You probably know who said this, but do you remember the context? It was 2013. Kanye West was a frustrated guest on Sway Calloway’s SiriusXM show Sway in the Morning. By this time he’d spent his own money trying to launch Pastelle, his storied fashion brand that never came to be. And then spent even more money on a luxury women’s line, DW by Kanye West, which he renamed Kanye West, that lasted for two seasons and showed in Paris in 2011 and 2012.

He was also upset that Nike, which he signed a deal with in 2007, wasn’t giving him more room to create, so he jumped ship to Adidas in 2013. Despite that new partnership, he’s agitated during the interview and calls on bigger companies like Nike, Google, and Walt Disney to invest in Donda, his creative agency, and his ideas. Calloway played big brother during the conversation and tried to offer him a solution.

“Why don’t you empower yourself and don’t [rely on] them and do it yourself?” Sway asks.  

“How Sway?!” Kanye yells before repeating the now iconic refrain: “You ain’t got the answers!” about five times. “You ain’t spend $13 million of your own money trying to empower yourself!” Kanye says. Sway counters, saying he’s spent thousands of dollars to get his clothing line off the ground, and West famously responds: “It ain’t Ralph, though. It ain’t Ralph-level. What’s the name of your clothing line? We don’t knowwwww.”

West’s argument with Calloway was focused on himself, but it told a bigger story about the financial barriers that come with starting an apparel brand, and as with most barriers, they become harder to break down when you are Black—even when you are rich, famous, and highly influential like Kanye West.

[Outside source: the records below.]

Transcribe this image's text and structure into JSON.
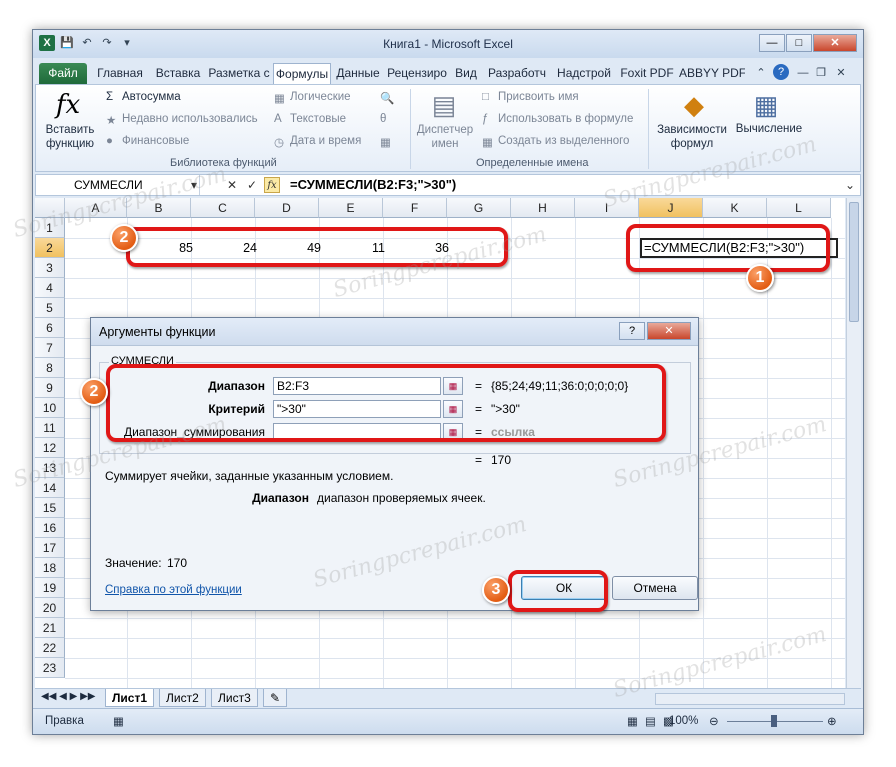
{
  "window": {
    "title": "Книга1  -  Microsoft Excel",
    "tabs": [
      "Файл",
      "Главная",
      "Вставка",
      "Разметка с",
      "Формулы",
      "Данные",
      "Рецензиро",
      "Вид",
      "Разработч",
      "Надстрой",
      "Foxit PDF",
      "ABBYY PDF"
    ],
    "selected_tab": "Формулы"
  },
  "ribbon": {
    "insert_function": "Вставить функцию",
    "autosum": "Автосумма",
    "recent": "Недавно использовались",
    "financial": "Финансовые",
    "logical": "Логические",
    "text": "Текстовые",
    "datetime": "Дата и время",
    "name_manager": "Диспетчер имен",
    "define_name": "Присвоить имя",
    "use_in_formula": "Использовать в формуле",
    "create_from_sel": "Создать из выделенного",
    "trace": "Зависимости формул",
    "calculation": "Вычисление",
    "group_library": "Библиотека функций",
    "group_names": "Определенные имена"
  },
  "formula_bar": {
    "name_box": "СУММЕСЛИ",
    "formula": "=СУММЕСЛИ(B2:F3;\">30\")",
    "fx": "fx"
  },
  "sheet": {
    "columns": [
      "A",
      "B",
      "C",
      "D",
      "E",
      "F",
      "G",
      "H",
      "I",
      "J",
      "K",
      "L"
    ],
    "rows": [
      "1",
      "2",
      "3",
      "4",
      "5",
      "6",
      "7",
      "8",
      "9",
      "10",
      "11",
      "12",
      "13",
      "14",
      "15",
      "16",
      "17",
      "18",
      "19",
      "20",
      "21",
      "22",
      "23"
    ],
    "row2_values": [
      "85",
      "24",
      "49",
      "11",
      "36"
    ],
    "active_cell_text": "=СУММЕСЛИ(B2:F3;\">30\")"
  },
  "dialog": {
    "title": "Аргументы функции",
    "function_name": "СУММЕСЛИ",
    "args": [
      {
        "label": "Диапазон",
        "value": "B2:F3",
        "result": "{85;24;49;11;36:0;0;0;0;0}",
        "bold": true
      },
      {
        "label": "Критерий",
        "value": "\">30\"",
        "result": "\">30\"",
        "bold": true
      },
      {
        "label": "Диапазон_суммирования",
        "value": "",
        "result": "ссылка",
        "bold": false
      }
    ],
    "total": "170",
    "description": "Суммирует ячейки, заданные указанным условием.",
    "arg_help_name": "Диапазон",
    "arg_help_text": "диапазон проверяемых ячеек.",
    "value_label": "Значение:",
    "value": "170",
    "help_link": "Справка по этой функции",
    "ok": "ОК",
    "cancel": "Отмена"
  },
  "sheet_tabs": [
    "Лист1",
    "Лист2",
    "Лист3"
  ],
  "status": {
    "mode": "Правка",
    "zoom": "100%"
  },
  "callouts": [
    "1",
    "2",
    "2",
    "3"
  ],
  "watermark": "Soringpcrepair.com",
  "colors": {
    "accent_red": "#e01717",
    "badge_orange": "#e35d14",
    "excel_green": "#1e7145"
  }
}
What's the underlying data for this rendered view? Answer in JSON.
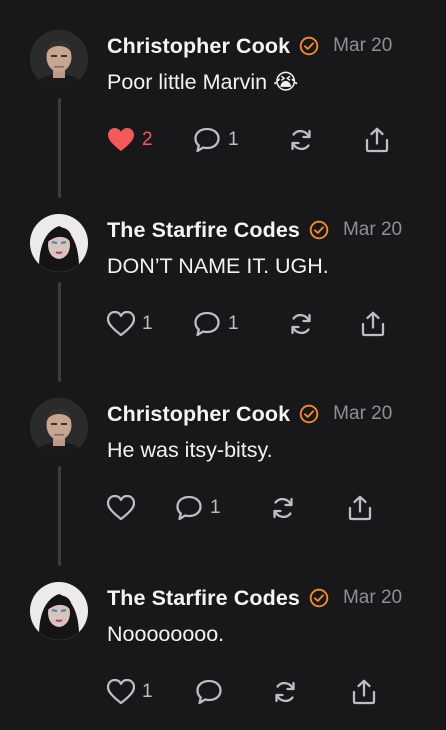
{
  "colors": {
    "background": "#18181a",
    "accent_orange": "#f08c2c",
    "like_red": "#f25a5a",
    "muted": "#8f8f94"
  },
  "posts": [
    {
      "author": "Christopher Cook",
      "date": "Mar 20",
      "text": "Poor little Marvin 😭",
      "likes": "2",
      "liked": true,
      "comments": "1",
      "avatar": "man-avatar",
      "icons": [
        "heart-icon",
        "comment-icon",
        "repost-icon",
        "share-icon",
        "verified-badge-icon"
      ]
    },
    {
      "author": "The Starfire Codes",
      "date": "Mar 20",
      "text": "DON’T NAME IT. UGH.",
      "likes": "1",
      "liked": false,
      "comments": "1",
      "avatar": "woman-avatar"
    },
    {
      "author": "Christopher Cook",
      "date": "Mar 20",
      "text": "He was itsy-bitsy.",
      "likes": "",
      "liked": false,
      "comments": "1",
      "avatar": "man-avatar"
    },
    {
      "author": "The Starfire Codes",
      "date": "Mar 20",
      "text": "Noooooooo.",
      "likes": "1",
      "liked": false,
      "comments": "",
      "avatar": "woman-avatar"
    }
  ]
}
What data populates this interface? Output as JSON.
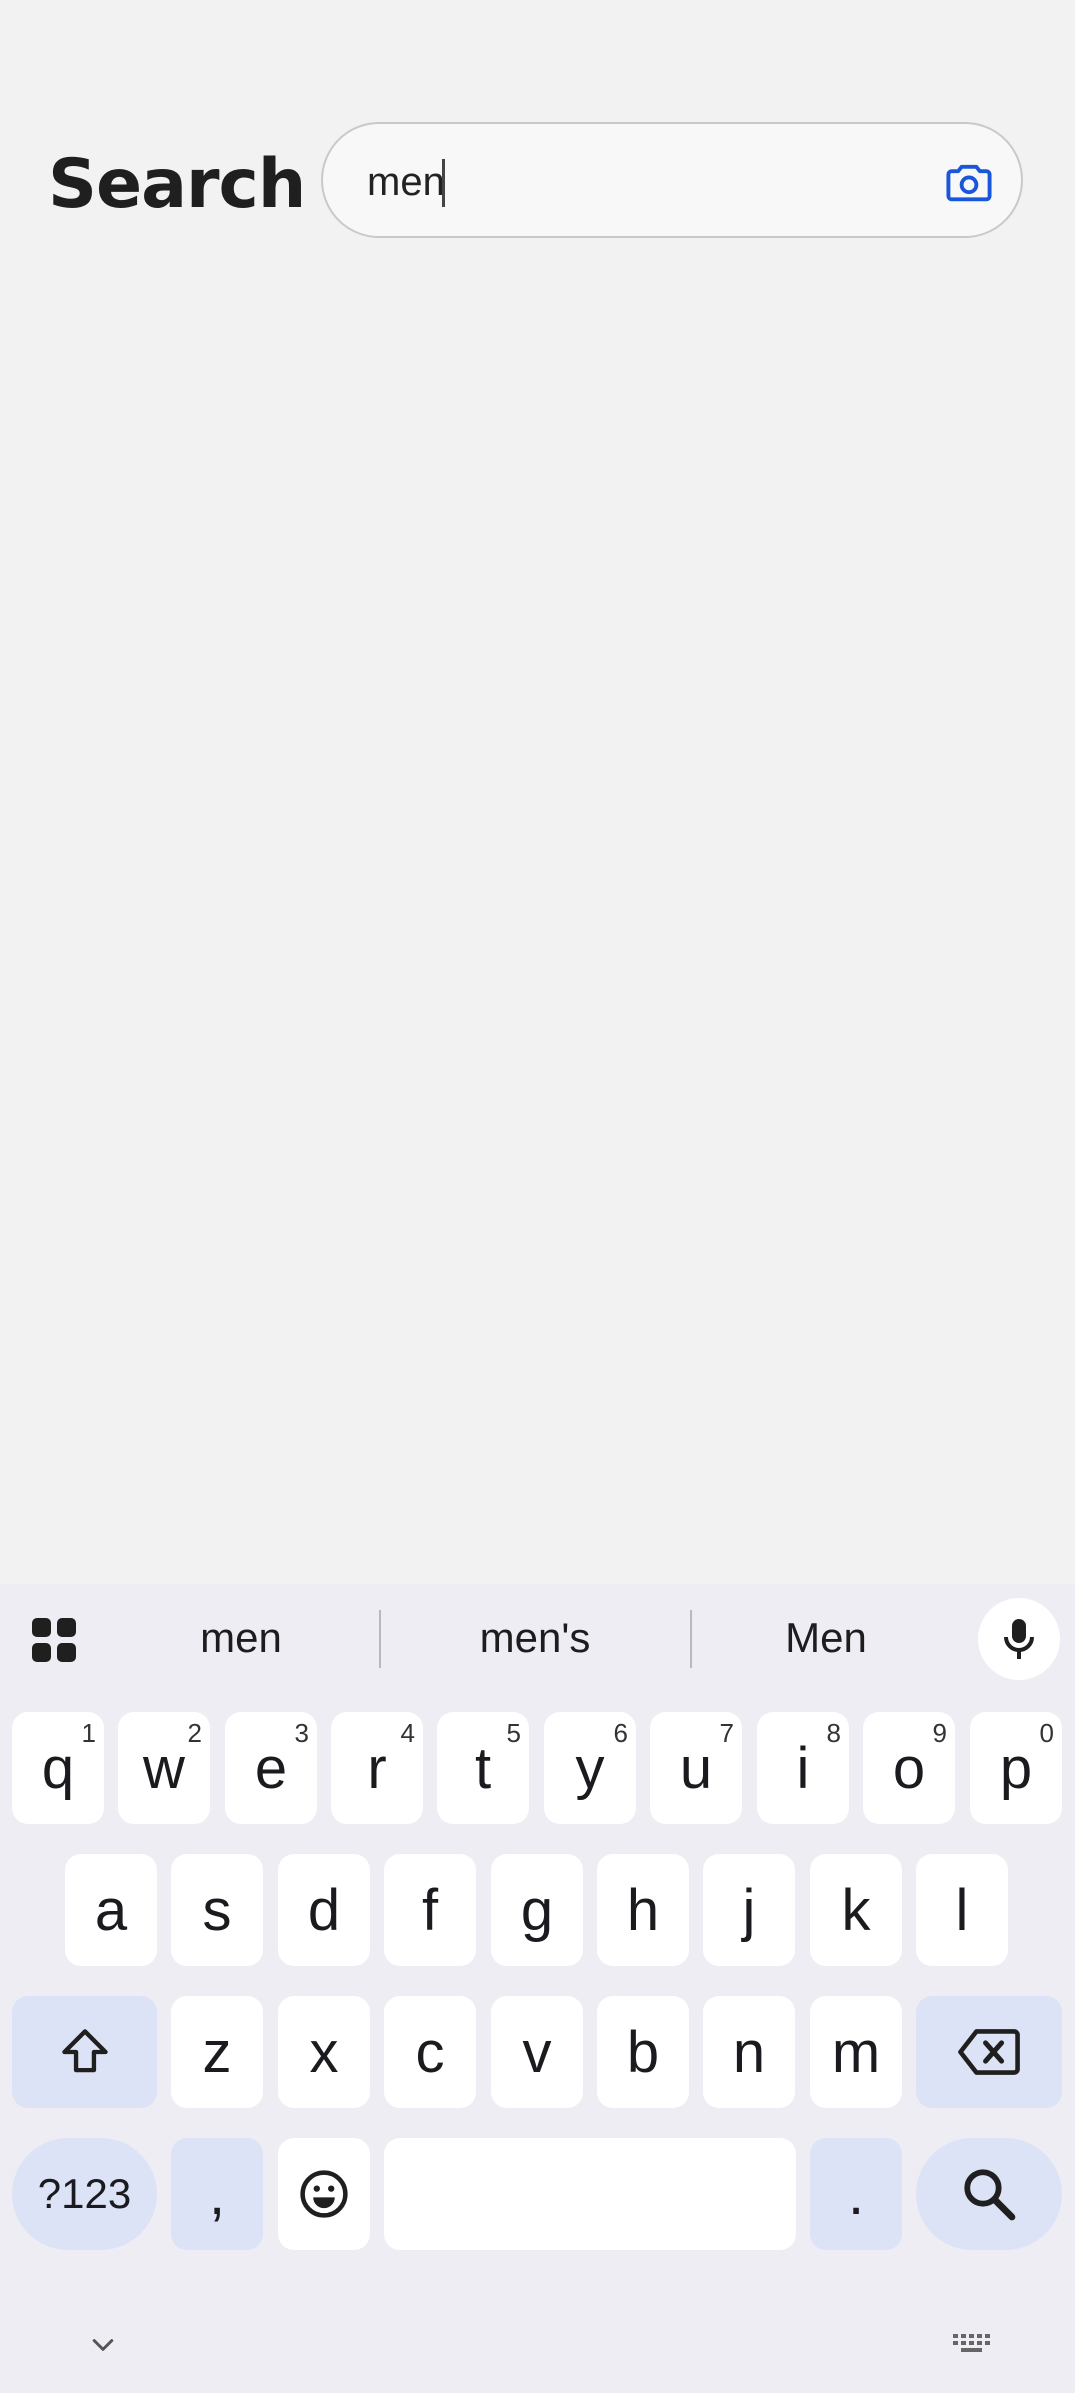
{
  "header": {
    "title": "Search"
  },
  "search": {
    "value": "men",
    "icon": "camera-icon"
  },
  "keyboard": {
    "suggestions": [
      "men",
      "men's",
      "Men"
    ],
    "row1": [
      {
        "key": "q",
        "hint": "1"
      },
      {
        "key": "w",
        "hint": "2"
      },
      {
        "key": "e",
        "hint": "3"
      },
      {
        "key": "r",
        "hint": "4"
      },
      {
        "key": "t",
        "hint": "5"
      },
      {
        "key": "y",
        "hint": "6"
      },
      {
        "key": "u",
        "hint": "7"
      },
      {
        "key": "i",
        "hint": "8"
      },
      {
        "key": "o",
        "hint": "9"
      },
      {
        "key": "p",
        "hint": "0"
      }
    ],
    "row2": [
      "a",
      "s",
      "d",
      "f",
      "g",
      "h",
      "j",
      "k",
      "l"
    ],
    "row3": [
      "z",
      "x",
      "c",
      "v",
      "b",
      "n",
      "m"
    ],
    "row4": {
      "symbols": "?123",
      "comma": ",",
      "period": "."
    },
    "accent_color": "#1a56db",
    "modifier_color": "#dde3f6"
  }
}
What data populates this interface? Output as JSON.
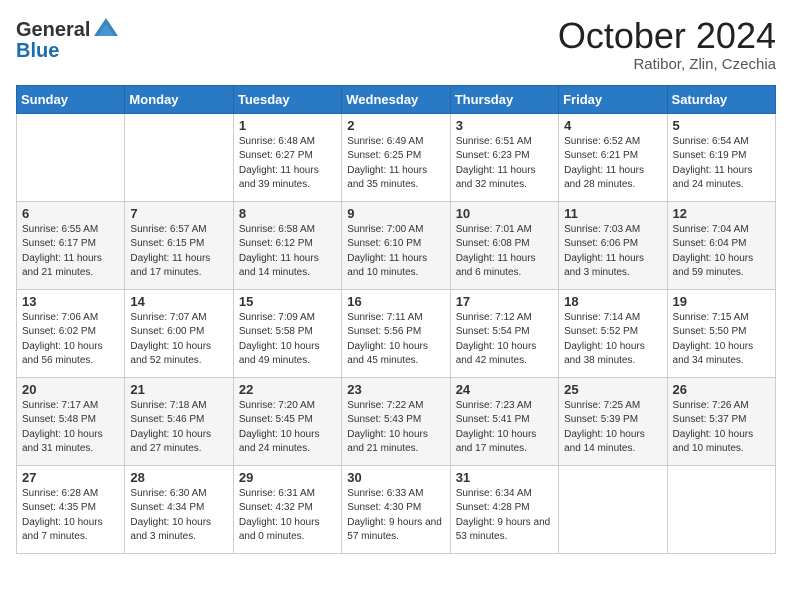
{
  "header": {
    "logo_general": "General",
    "logo_blue": "Blue",
    "month_title": "October 2024",
    "subtitle": "Ratibor, Zlin, Czechia"
  },
  "days_of_week": [
    "Sunday",
    "Monday",
    "Tuesday",
    "Wednesday",
    "Thursday",
    "Friday",
    "Saturday"
  ],
  "weeks": [
    [
      {
        "day": "",
        "info": ""
      },
      {
        "day": "",
        "info": ""
      },
      {
        "day": "1",
        "info": "Sunrise: 6:48 AM\nSunset: 6:27 PM\nDaylight: 11 hours and 39 minutes."
      },
      {
        "day": "2",
        "info": "Sunrise: 6:49 AM\nSunset: 6:25 PM\nDaylight: 11 hours and 35 minutes."
      },
      {
        "day": "3",
        "info": "Sunrise: 6:51 AM\nSunset: 6:23 PM\nDaylight: 11 hours and 32 minutes."
      },
      {
        "day": "4",
        "info": "Sunrise: 6:52 AM\nSunset: 6:21 PM\nDaylight: 11 hours and 28 minutes."
      },
      {
        "day": "5",
        "info": "Sunrise: 6:54 AM\nSunset: 6:19 PM\nDaylight: 11 hours and 24 minutes."
      }
    ],
    [
      {
        "day": "6",
        "info": "Sunrise: 6:55 AM\nSunset: 6:17 PM\nDaylight: 11 hours and 21 minutes."
      },
      {
        "day": "7",
        "info": "Sunrise: 6:57 AM\nSunset: 6:15 PM\nDaylight: 11 hours and 17 minutes."
      },
      {
        "day": "8",
        "info": "Sunrise: 6:58 AM\nSunset: 6:12 PM\nDaylight: 11 hours and 14 minutes."
      },
      {
        "day": "9",
        "info": "Sunrise: 7:00 AM\nSunset: 6:10 PM\nDaylight: 11 hours and 10 minutes."
      },
      {
        "day": "10",
        "info": "Sunrise: 7:01 AM\nSunset: 6:08 PM\nDaylight: 11 hours and 6 minutes."
      },
      {
        "day": "11",
        "info": "Sunrise: 7:03 AM\nSunset: 6:06 PM\nDaylight: 11 hours and 3 minutes."
      },
      {
        "day": "12",
        "info": "Sunrise: 7:04 AM\nSunset: 6:04 PM\nDaylight: 10 hours and 59 minutes."
      }
    ],
    [
      {
        "day": "13",
        "info": "Sunrise: 7:06 AM\nSunset: 6:02 PM\nDaylight: 10 hours and 56 minutes."
      },
      {
        "day": "14",
        "info": "Sunrise: 7:07 AM\nSunset: 6:00 PM\nDaylight: 10 hours and 52 minutes."
      },
      {
        "day": "15",
        "info": "Sunrise: 7:09 AM\nSunset: 5:58 PM\nDaylight: 10 hours and 49 minutes."
      },
      {
        "day": "16",
        "info": "Sunrise: 7:11 AM\nSunset: 5:56 PM\nDaylight: 10 hours and 45 minutes."
      },
      {
        "day": "17",
        "info": "Sunrise: 7:12 AM\nSunset: 5:54 PM\nDaylight: 10 hours and 42 minutes."
      },
      {
        "day": "18",
        "info": "Sunrise: 7:14 AM\nSunset: 5:52 PM\nDaylight: 10 hours and 38 minutes."
      },
      {
        "day": "19",
        "info": "Sunrise: 7:15 AM\nSunset: 5:50 PM\nDaylight: 10 hours and 34 minutes."
      }
    ],
    [
      {
        "day": "20",
        "info": "Sunrise: 7:17 AM\nSunset: 5:48 PM\nDaylight: 10 hours and 31 minutes."
      },
      {
        "day": "21",
        "info": "Sunrise: 7:18 AM\nSunset: 5:46 PM\nDaylight: 10 hours and 27 minutes."
      },
      {
        "day": "22",
        "info": "Sunrise: 7:20 AM\nSunset: 5:45 PM\nDaylight: 10 hours and 24 minutes."
      },
      {
        "day": "23",
        "info": "Sunrise: 7:22 AM\nSunset: 5:43 PM\nDaylight: 10 hours and 21 minutes."
      },
      {
        "day": "24",
        "info": "Sunrise: 7:23 AM\nSunset: 5:41 PM\nDaylight: 10 hours and 17 minutes."
      },
      {
        "day": "25",
        "info": "Sunrise: 7:25 AM\nSunset: 5:39 PM\nDaylight: 10 hours and 14 minutes."
      },
      {
        "day": "26",
        "info": "Sunrise: 7:26 AM\nSunset: 5:37 PM\nDaylight: 10 hours and 10 minutes."
      }
    ],
    [
      {
        "day": "27",
        "info": "Sunrise: 6:28 AM\nSunset: 4:35 PM\nDaylight: 10 hours and 7 minutes."
      },
      {
        "day": "28",
        "info": "Sunrise: 6:30 AM\nSunset: 4:34 PM\nDaylight: 10 hours and 3 minutes."
      },
      {
        "day": "29",
        "info": "Sunrise: 6:31 AM\nSunset: 4:32 PM\nDaylight: 10 hours and 0 minutes."
      },
      {
        "day": "30",
        "info": "Sunrise: 6:33 AM\nSunset: 4:30 PM\nDaylight: 9 hours and 57 minutes."
      },
      {
        "day": "31",
        "info": "Sunrise: 6:34 AM\nSunset: 4:28 PM\nDaylight: 9 hours and 53 minutes."
      },
      {
        "day": "",
        "info": ""
      },
      {
        "day": "",
        "info": ""
      }
    ]
  ]
}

Kanye, like many, sees Ralph Lauren as the pinnacle: a more-than-50-year-old global lifestyle brand that brought in $6.16 billion in revenue in 2020. It’s a place most fashion designers don’t reach, but Ralph Lauren and his peers—Calvin Klein, Donna Karan, Tommy Hilfiger, and Michael Kors—have a few things in common: They are owned by publicly traded companies, backed by massive financial engines, and the founding designers are white. These designers no longer own their brands, but they received the support needed to scale, be acquired and/or go public—much like James Jebbia’s Supreme, which was purchased by VF Corp. in late 2020 for a reported $2.1 billion and is expected to reach sales of $500 million in 2021. They have become, and in the case of Supreme, are becoming, heritage brands and household names in a way Black designers haven’t been able to as of yet.

Ownership within the fashion business is hard for everyone, and with Black people making up 13.4 percent of the US population, it’s expected they have less ownership. But it’s hard to ignore these numbers: According to a 2019 Nielsen study, Black consumers in the US have $1.3 trillion in annual spending power and their purchases have a halo effect that influences all consumers. But according to the US Census, Black people own only 7 percent of the businesses in the US. This poses a big question: Why do Black people own so little of an ecosystem that heavily depends on them to buy and promote its products? It’s a multifaceted issue that involves a lack of knowledge, support, and control along with the fashion industry’s limited perception of Black brands.